Today, the world is affected by critical issues such as climate change, species extinction, and changes to where plants and animals thrive because rising ocean levels and temperatures affect where organisms can live. My research on the Permian System (299 – 252 million years ago) aims to illuminate what may well be the best ancient time interval to show how these issues affected life on the planet in the past. Deep-time studies do not match resolution of near-time studies, but these events have run their full course and provide examples of how natural systems adapted as climate changed. The Permian records the Earth’s penultimate ice age and its largest mass extinction. My research on the end-Permian mass extinction has contributed to the emerging consensus that it resulted from climate change, triggered by a massive release of gases from a volcanic region called the Siberian Traps.

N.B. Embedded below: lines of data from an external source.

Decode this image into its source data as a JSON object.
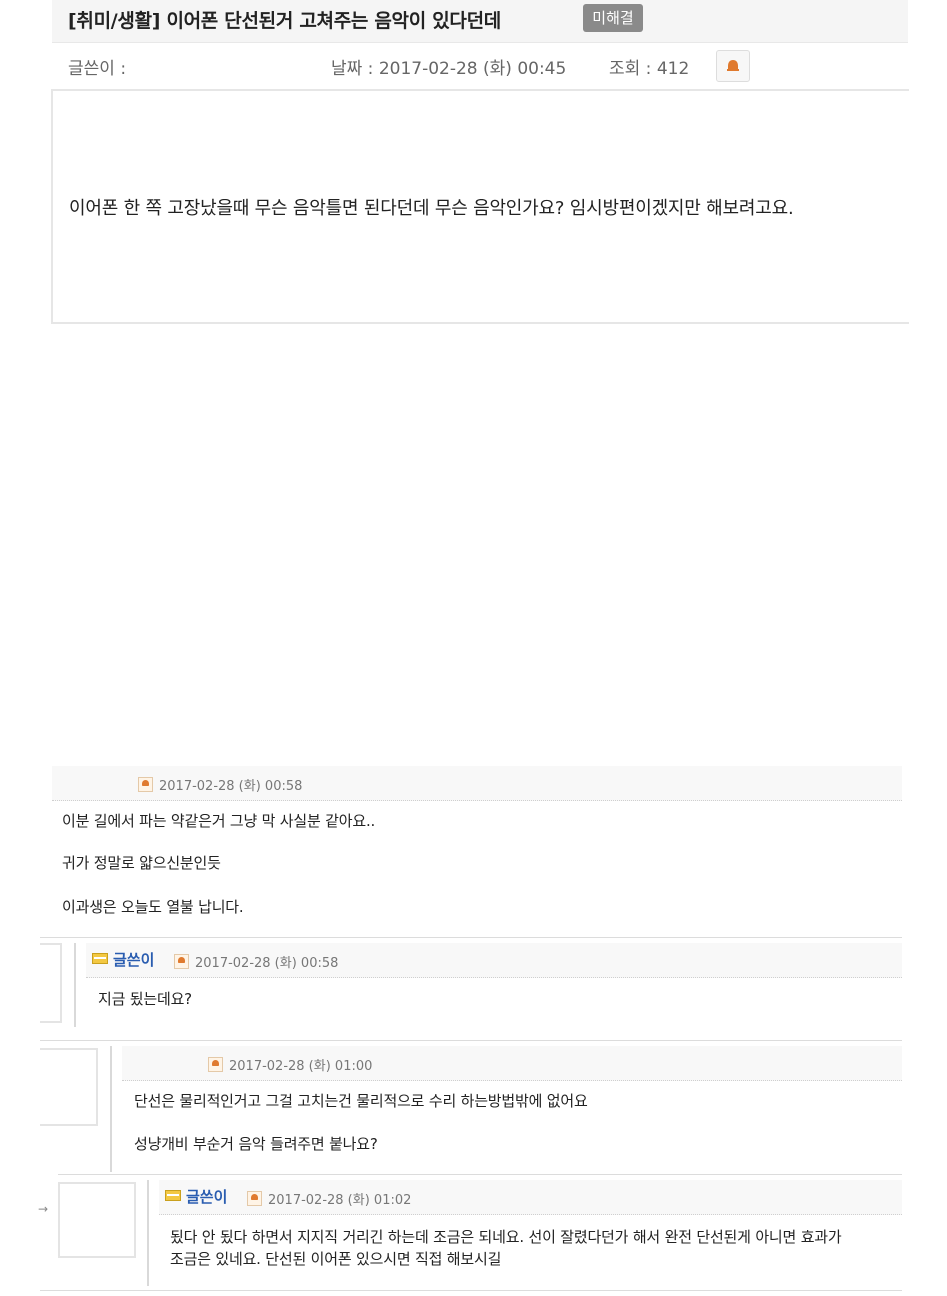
{
  "post": {
    "title": "[취미/생활] 이어폰 단선된거 고쳐주는 음악이 있다던데",
    "status_badge": "미해결",
    "author_label": "글쓴이 :",
    "date_label": "날짜 : 2017-02-28 (화) 00:45",
    "views_label": "조회 : 412",
    "body": "이어폰 한 쪽 고장났을때 무슨 음악틀면 된다던데 무슨 음악인가요? 임시방편이겠지만 해보려고요."
  },
  "comments": [
    {
      "date": "2017-02-28 (화) 00:58",
      "lines": [
        "이분 길에서 파는 약같은거 그냥 막 사실분 같아요..",
        "귀가 정말로 얇으신분인듯",
        "이과생은 오늘도 열불 납니다."
      ]
    },
    {
      "author": "글쓴이",
      "date": "2017-02-28 (화) 00:58",
      "lines": [
        "지금 됬는데요?"
      ]
    },
    {
      "date": "2017-02-28 (화) 01:00",
      "lines": [
        "단선은 물리적인거고 그걸 고치는건 물리적으로 수리 하는방법밖에 없어요",
        "성냥개비 부순거 음악 들려주면 붙나요?"
      ]
    },
    {
      "author": "글쓴이",
      "date": "2017-02-28 (화) 01:02",
      "lines": [
        "됬다 안 됬다 하면서 지지직 거리긴 하는데 조금은 되네요. 선이 잘렸다던가 해서 완전 단선된게 아니면 효과가",
        "조금은 있네요. 단선된 이어폰 있으시면 직접 해보시길"
      ]
    }
  ],
  "icons": {
    "report": "bell-icon",
    "comment_report": "bell-icon",
    "author_badge": "author-badge-icon"
  },
  "colors": {
    "accent_orange": "#e07a2e",
    "author_blue": "#2a5db0",
    "badge_gray": "#8a8a8a"
  }
}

The impact of climate change is evident in both marine and land-based environments, but the relative timing is not resolved.

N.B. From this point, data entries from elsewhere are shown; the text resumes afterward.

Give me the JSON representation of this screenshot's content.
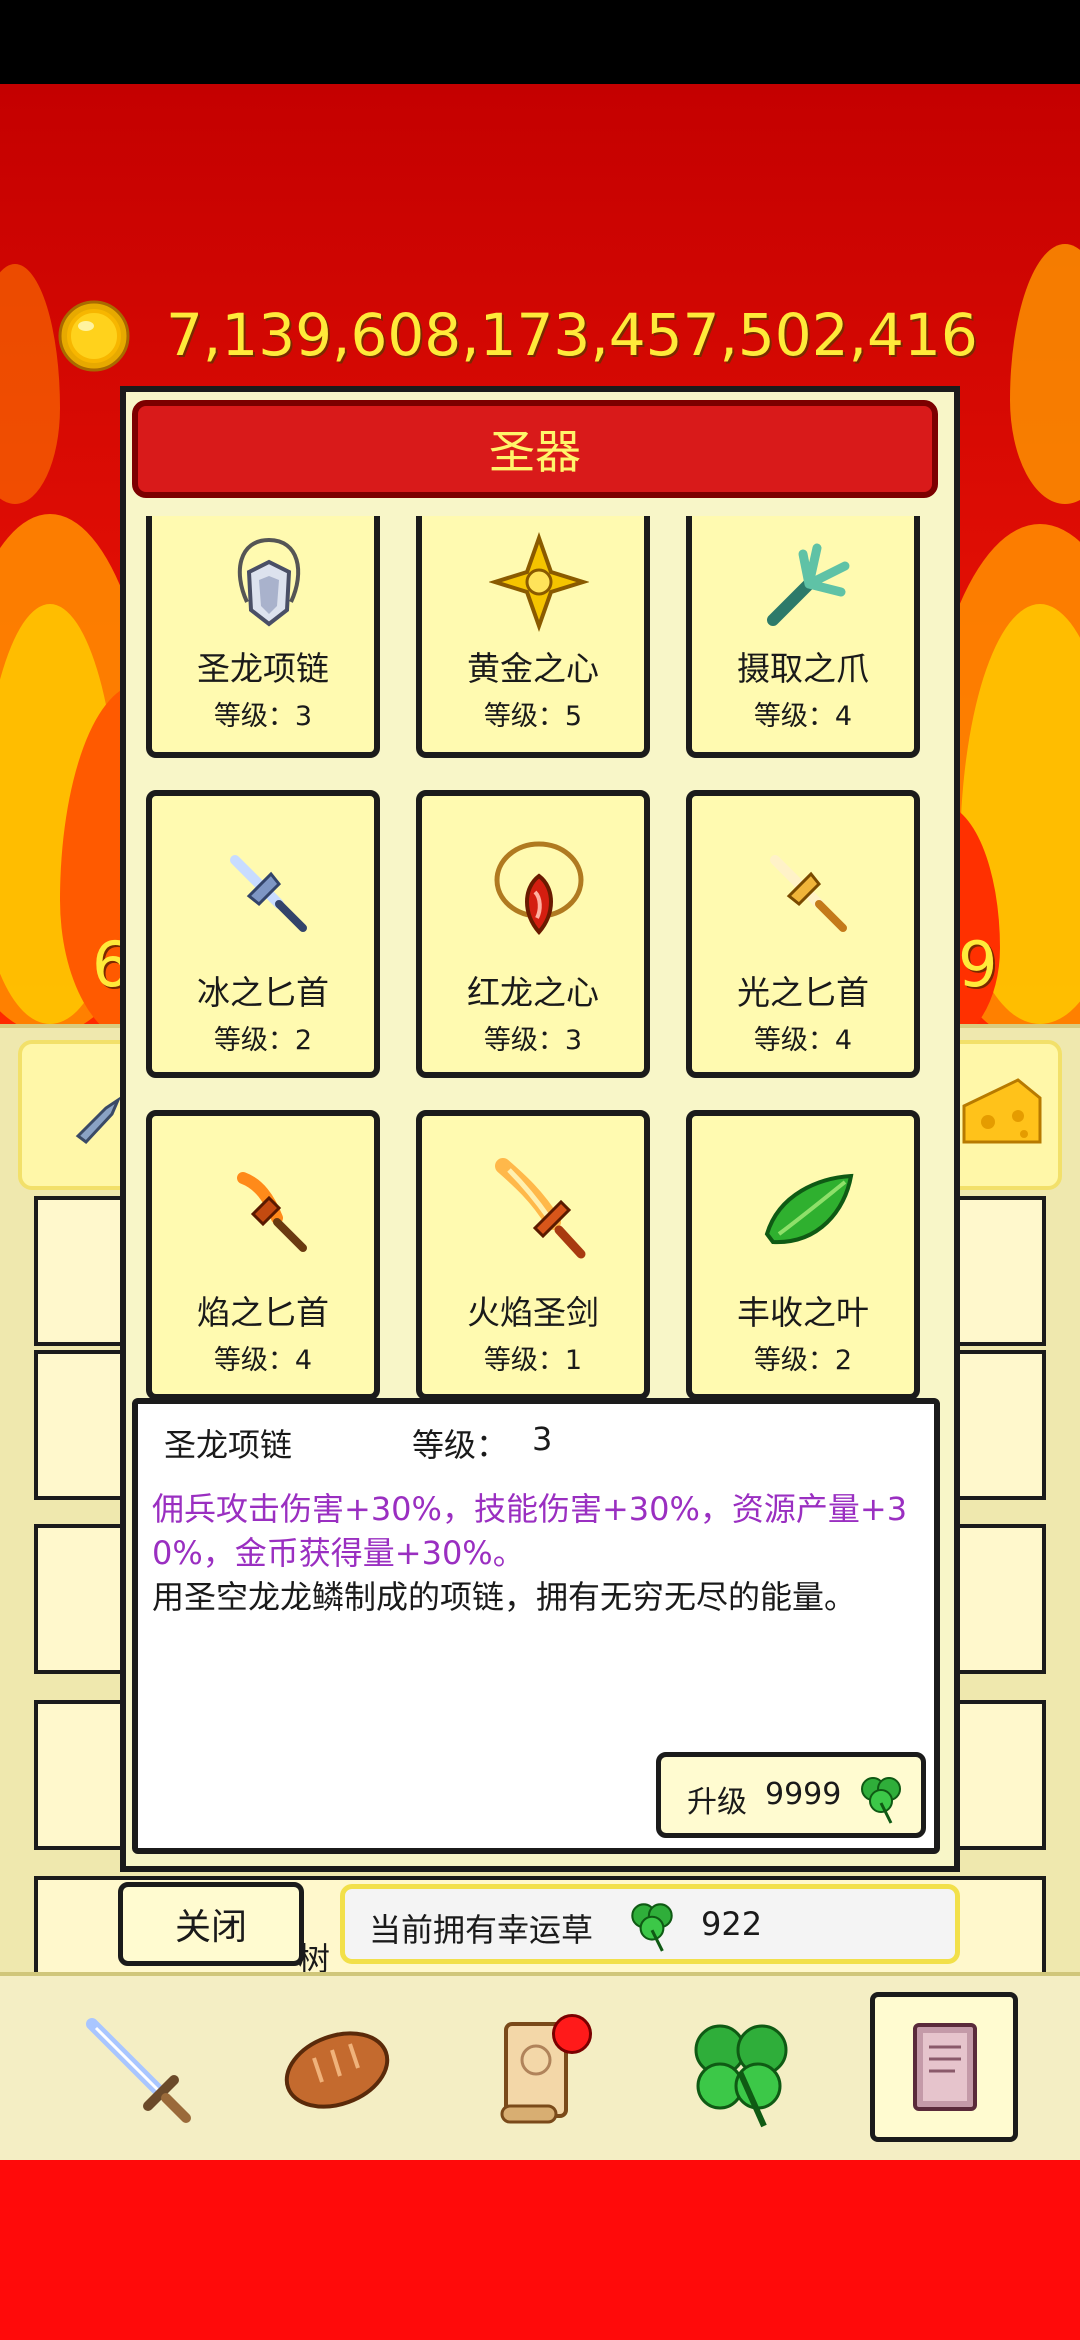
{
  "gold": {
    "amount": "7,139,608,173,457,502,416",
    "icon": "gold-coin-icon"
  },
  "bg_numbers": {
    "left": "6",
    "right": "9"
  },
  "bg_list_partial_text": "树",
  "dialog": {
    "title": "圣器",
    "items": [
      {
        "name": "圣龙项链",
        "level": "等级：3",
        "icon": "dragon-necklace-icon"
      },
      {
        "name": "黄金之心",
        "level": "等级：5",
        "icon": "golden-heart-icon"
      },
      {
        "name": "摄取之爪",
        "level": "等级：4",
        "icon": "claw-icon"
      },
      {
        "name": "冰之匕首",
        "level": "等级：2",
        "icon": "ice-dagger-icon"
      },
      {
        "name": "红龙之心",
        "level": "等级：3",
        "icon": "red-dragon-heart-icon"
      },
      {
        "name": "光之匕首",
        "level": "等级：4",
        "icon": "light-dagger-icon"
      },
      {
        "name": "焰之匕首",
        "level": "等级：4",
        "icon": "flame-dagger-icon"
      },
      {
        "name": "火焰圣剑",
        "level": "等级：1",
        "icon": "flame-sword-icon"
      },
      {
        "name": "丰收之叶",
        "level": "等级：2",
        "icon": "harvest-leaf-icon"
      }
    ],
    "detail": {
      "name": "圣龙项链",
      "level_label": "等级：",
      "level_value": "3",
      "effect_line1": "佣兵攻击伤害+30%，技能伤害+30%，资源产量+3",
      "effect_line2": "0%，金币获得量+30%。",
      "description": "用圣空龙龙鳞制成的项链，拥有无穷无尽的能量。",
      "upgrade_label": "升级",
      "upgrade_cost": "9999"
    },
    "close_label": "关闭",
    "clover_label": "当前拥有幸运草",
    "clover_count": "922"
  },
  "nav": [
    {
      "icon": "sword-icon",
      "badge": false
    },
    {
      "icon": "bread-icon",
      "badge": false
    },
    {
      "icon": "scroll-icon",
      "badge": true
    },
    {
      "icon": "clover-icon",
      "badge": false
    },
    {
      "icon": "book-icon",
      "badge": false,
      "selected": true
    }
  ],
  "colors": {
    "effect_text": "#9a2fc1",
    "title_bar": "#d91a1a",
    "title_text": "#fff56b",
    "gold_text": "#ffea3a",
    "badge": "#ff1a1a"
  }
}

As a paleontologist, I set both the international context and serve as the time-keeper to determine what happened and when. I do this through my study of microfossils called conodonts that are common in most rock types throughout the Permian. Evolution allows us to use them as clocks to calibrate deep time. Small changes in their structure and composition allow us to identify and correlate specific intervals of time around the world (biostratigraphy) and contribute to the calibration of the Geologic Time Scale – one of the fundamental tools of our discipline. My research team is multidisciplinary, including geochronologists, geochemists, and other paleontologists in academic institutions around the world. My graduate and undergraduate students, and post-doctoral scholars, are given the opportunity to become part of these collaborations. The twelve projects comprising my proposed research program, encompass six long-term objectives designed to address issues around timing of migration and extinction related to Permian climate changes, and in so doing provide a template for all other stratigraphic studies. This is accomplished by investigating regions around the world, specifically western Canada, mid-continent USA, and south China. These areas were once part of the ancient Tethys Sea and the eastern margin of the Panthalassic Ocean (similar to the Mediterranean Sea and Pacific Ocean today). Many projects involve a field component, but will also use archived materials. All projects include laboratory research involving the recovery of conodonts and other fossils from the rock matrix, and include collection of additional geochemical data. The details of timing – from the small fossil clocks we discover in the rock – can then be used to decipher the history of basins around the world, as well as their potential for energy resources. It allows us to see not just Earth’s history, but also our possible future.